7 SEO Mistakes Even SEO Professionals Make
There are a few different sides to SEO; there’s a qualitative side to SEO—the quality of your content and the strength of your link profile factor in to how your domain ranks in search engines, but this is a somewhat subjective process.
On the other hand, there’s a quantitative side to SEO—a series of features, setups, and structures your site must exhibit to maximize your chances of getting ranked. There isn’t much room for subjective debate here, and one deviation from the guidelines can cost you, even if only slightly.
The fact is, even seasoned SEO professionals can make these mistakes, so watch out for them in your own campaign regardless of how experienced you are:
1. Sub-optimal title tags and descriptions.
Your title tags and meta descriptions are the short descriptors in your html code, tied to each and every page on your site. They help inform search engines about the overall theme of the content on your pages and are valuable optimization opportunities. However, many marketers get lazy after optimizing dozens of pages, and end up repeating the same titles and descriptions, which wastes valuable optimization potential. Some popular WordPress SEO plugins also offer a way to dynamically-generate meta title and description tags, which is convenient, but doesn’t result in truly optimized tags. Also, don’t forget that your title tags and descriptions also often form search users’ first impressions of your site since they’re the elements that display in Google GOOGL -0.04%’s search results—so keep them in tidy order!
2. Duplicate content.
Just as duplicate title and meta tags can harm your site’s visibility in search engines, duplicate content can too. The problem is, duplicate content usually isn’t a result of intentional plagiarism or copying, but rather an indexation error, such as Google indexing both http:// and https:// versions of your page as separate instances. These often go beneath your notice, but should be corrected as soon as possible. A tool like Copyscape orSiteliner can help identify duplicate content issues on your site.
3. ‘Over-optimizing’ keyword usage.
As tempting as it is to write content optimized for search engines, you have to remember that your users come first. After conducting your keyword research, you may want to inject your chosen keywords and phrases throughout your site as often as possible, but doing so will actively bring down the quality of your content (and your domain authority with it). You have to write for a person to reach a person—not to mention, Google’s semantic search capacity has made keywords much less relevant to SEO success than in the past.
4. Focusing on quantity over quality content.
If one blog post can bring you X amount of new visitors, two blog posts should bring you twice that much, right? This is the fallacy that plagues many content marketers. While it may be true of the content is of the same level of quality, many new SEO professionals lose sight of the fact that quality is far more important than quantity when it comes to content marketing. Scaling the volume and frequency of your content can be helpful, but the quality has to come first—otherwise, you’ll be spinning your wheels indefinitely.
5. Allowing your sitemap to become obsolete.
There’s some room for debate over the importance of XML sitemaps. Google will index the content on your site regardless of whether you upload the XML sitemap or not. However, uploading it can help Google index your pages faster, and cement your position as the originator of any content you’ve recently published, which helps protect you from being labeled as a duplicate content offender when scraper sites regularly scrape and re-post your content as their own. As most sites update regularly, it becomes difficult to remain consistent with uploading your XML sitemap any time there’s a change, but it’s important not to allow this schema to become obsolete.
6. Neglecting Google’s diagnostic tools.
Google wants your site to succeed—no, really, it does. Google gives you all the information you need to build a site that your users (and by extension, its ranking algorithms) will love. This is so important, in fact, that Google offers an extensive suite of free Webmaster Tools (now known as Search Console) that you can use to check on your site anytime you want. You’ll find some basic information here, such as whether your site is currently having any crawl errors, and if there are any important messages from Google (such as warnings or suggestions), but also a number of diagnostic tools for things like how many pages are currently indexed and whether there’s any duplicate content on your site. Don’t neglect these tools.

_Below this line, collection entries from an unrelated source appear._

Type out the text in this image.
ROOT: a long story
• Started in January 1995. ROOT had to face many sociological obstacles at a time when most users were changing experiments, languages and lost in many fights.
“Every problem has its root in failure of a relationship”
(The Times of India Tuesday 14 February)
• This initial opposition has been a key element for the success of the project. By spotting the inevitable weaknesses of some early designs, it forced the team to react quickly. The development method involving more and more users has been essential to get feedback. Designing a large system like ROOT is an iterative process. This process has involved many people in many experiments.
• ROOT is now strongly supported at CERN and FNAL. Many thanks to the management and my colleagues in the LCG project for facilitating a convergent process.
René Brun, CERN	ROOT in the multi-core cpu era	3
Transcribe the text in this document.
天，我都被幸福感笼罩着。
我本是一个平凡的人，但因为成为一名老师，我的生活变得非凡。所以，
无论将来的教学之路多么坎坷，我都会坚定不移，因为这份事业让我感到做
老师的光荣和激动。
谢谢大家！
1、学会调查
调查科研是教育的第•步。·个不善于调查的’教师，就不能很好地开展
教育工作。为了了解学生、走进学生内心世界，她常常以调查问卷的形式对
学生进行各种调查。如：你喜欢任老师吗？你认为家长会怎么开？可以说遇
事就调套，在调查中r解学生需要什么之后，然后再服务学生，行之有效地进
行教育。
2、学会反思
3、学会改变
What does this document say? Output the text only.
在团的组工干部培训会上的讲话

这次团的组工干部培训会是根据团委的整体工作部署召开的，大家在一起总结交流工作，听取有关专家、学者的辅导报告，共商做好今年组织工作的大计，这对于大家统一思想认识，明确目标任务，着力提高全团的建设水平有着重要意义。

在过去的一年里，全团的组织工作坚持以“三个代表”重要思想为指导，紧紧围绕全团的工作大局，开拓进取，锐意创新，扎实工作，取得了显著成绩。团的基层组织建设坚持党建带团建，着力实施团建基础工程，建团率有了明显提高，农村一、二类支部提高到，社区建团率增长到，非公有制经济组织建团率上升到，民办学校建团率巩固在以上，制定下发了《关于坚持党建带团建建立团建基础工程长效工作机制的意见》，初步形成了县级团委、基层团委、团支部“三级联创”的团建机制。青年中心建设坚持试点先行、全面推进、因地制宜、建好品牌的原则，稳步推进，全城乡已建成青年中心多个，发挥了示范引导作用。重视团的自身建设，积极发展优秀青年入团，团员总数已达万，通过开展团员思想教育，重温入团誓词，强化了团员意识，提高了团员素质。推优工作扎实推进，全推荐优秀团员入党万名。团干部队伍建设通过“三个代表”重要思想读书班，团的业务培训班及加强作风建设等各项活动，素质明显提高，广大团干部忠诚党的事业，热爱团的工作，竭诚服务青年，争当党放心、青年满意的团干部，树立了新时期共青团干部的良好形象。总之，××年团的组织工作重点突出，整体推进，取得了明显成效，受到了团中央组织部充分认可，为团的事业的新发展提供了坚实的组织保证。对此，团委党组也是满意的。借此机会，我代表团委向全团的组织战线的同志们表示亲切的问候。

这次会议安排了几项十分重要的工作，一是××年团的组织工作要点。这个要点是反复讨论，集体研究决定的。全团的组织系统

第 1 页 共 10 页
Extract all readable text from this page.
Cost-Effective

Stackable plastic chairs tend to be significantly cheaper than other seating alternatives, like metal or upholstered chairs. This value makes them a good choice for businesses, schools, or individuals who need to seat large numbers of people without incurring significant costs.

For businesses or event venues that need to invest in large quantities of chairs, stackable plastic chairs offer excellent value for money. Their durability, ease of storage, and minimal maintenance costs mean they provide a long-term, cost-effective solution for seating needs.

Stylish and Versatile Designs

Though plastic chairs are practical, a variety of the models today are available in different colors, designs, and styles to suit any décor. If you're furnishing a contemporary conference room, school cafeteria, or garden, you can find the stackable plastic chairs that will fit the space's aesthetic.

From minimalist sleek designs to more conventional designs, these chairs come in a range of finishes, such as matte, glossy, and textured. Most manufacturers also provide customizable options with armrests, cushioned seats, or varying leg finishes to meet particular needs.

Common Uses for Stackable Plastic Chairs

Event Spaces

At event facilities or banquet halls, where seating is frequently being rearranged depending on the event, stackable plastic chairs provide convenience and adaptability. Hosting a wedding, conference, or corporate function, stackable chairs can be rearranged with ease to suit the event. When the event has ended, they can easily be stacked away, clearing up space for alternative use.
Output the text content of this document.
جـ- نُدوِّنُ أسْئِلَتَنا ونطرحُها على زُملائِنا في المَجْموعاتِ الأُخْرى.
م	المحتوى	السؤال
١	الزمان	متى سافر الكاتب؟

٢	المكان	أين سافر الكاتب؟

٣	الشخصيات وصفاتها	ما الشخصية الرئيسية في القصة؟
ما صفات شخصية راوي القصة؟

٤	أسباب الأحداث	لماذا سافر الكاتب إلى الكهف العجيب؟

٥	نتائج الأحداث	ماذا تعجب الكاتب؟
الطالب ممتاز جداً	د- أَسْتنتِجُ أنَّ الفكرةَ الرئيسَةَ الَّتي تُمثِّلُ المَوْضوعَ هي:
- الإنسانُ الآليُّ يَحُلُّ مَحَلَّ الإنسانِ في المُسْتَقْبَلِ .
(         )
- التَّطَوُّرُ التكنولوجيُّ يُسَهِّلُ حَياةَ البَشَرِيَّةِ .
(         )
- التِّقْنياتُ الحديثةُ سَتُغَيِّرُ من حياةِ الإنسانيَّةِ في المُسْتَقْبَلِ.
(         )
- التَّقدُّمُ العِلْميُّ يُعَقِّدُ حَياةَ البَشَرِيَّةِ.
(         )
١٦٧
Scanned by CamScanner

7. Failing to scale the strategy.
This is another mistake of neglect, and it’s one I see primarily affecting small- to mid-size businesses. These businesses are normally somewhat reluctant to get involved with SEO in the first place, and want to start small, with the basics due to budgetary concerns (though this problem affects a number of organizations besides these). This is what often happens; a business gets used to publishing a certain type of content at a certain frequency, and repeats the same link building process ad infinitum. They expect more and more results, but only invest the same amount of time and energy over time. If you want to see better results, you have to scale upward, in both quality and volume. It’s as simple as that.
Preventing and/or fixing these mistakes isn’t going to magically increase your rankings, and these aren’t the only mistakes you have to watch out for. SEO is an enormous, multifaceted strategy, but the more proactive and the more aware you are, the better chance you’ll have at building solid organic search visibility for the long term. As a general rule, you should always be operating under the assumption that you’re doing something wrong—double check your processes and audit your strategies regularly, as no matter how experienced or knowledgeable you are, there’s always room for improvement.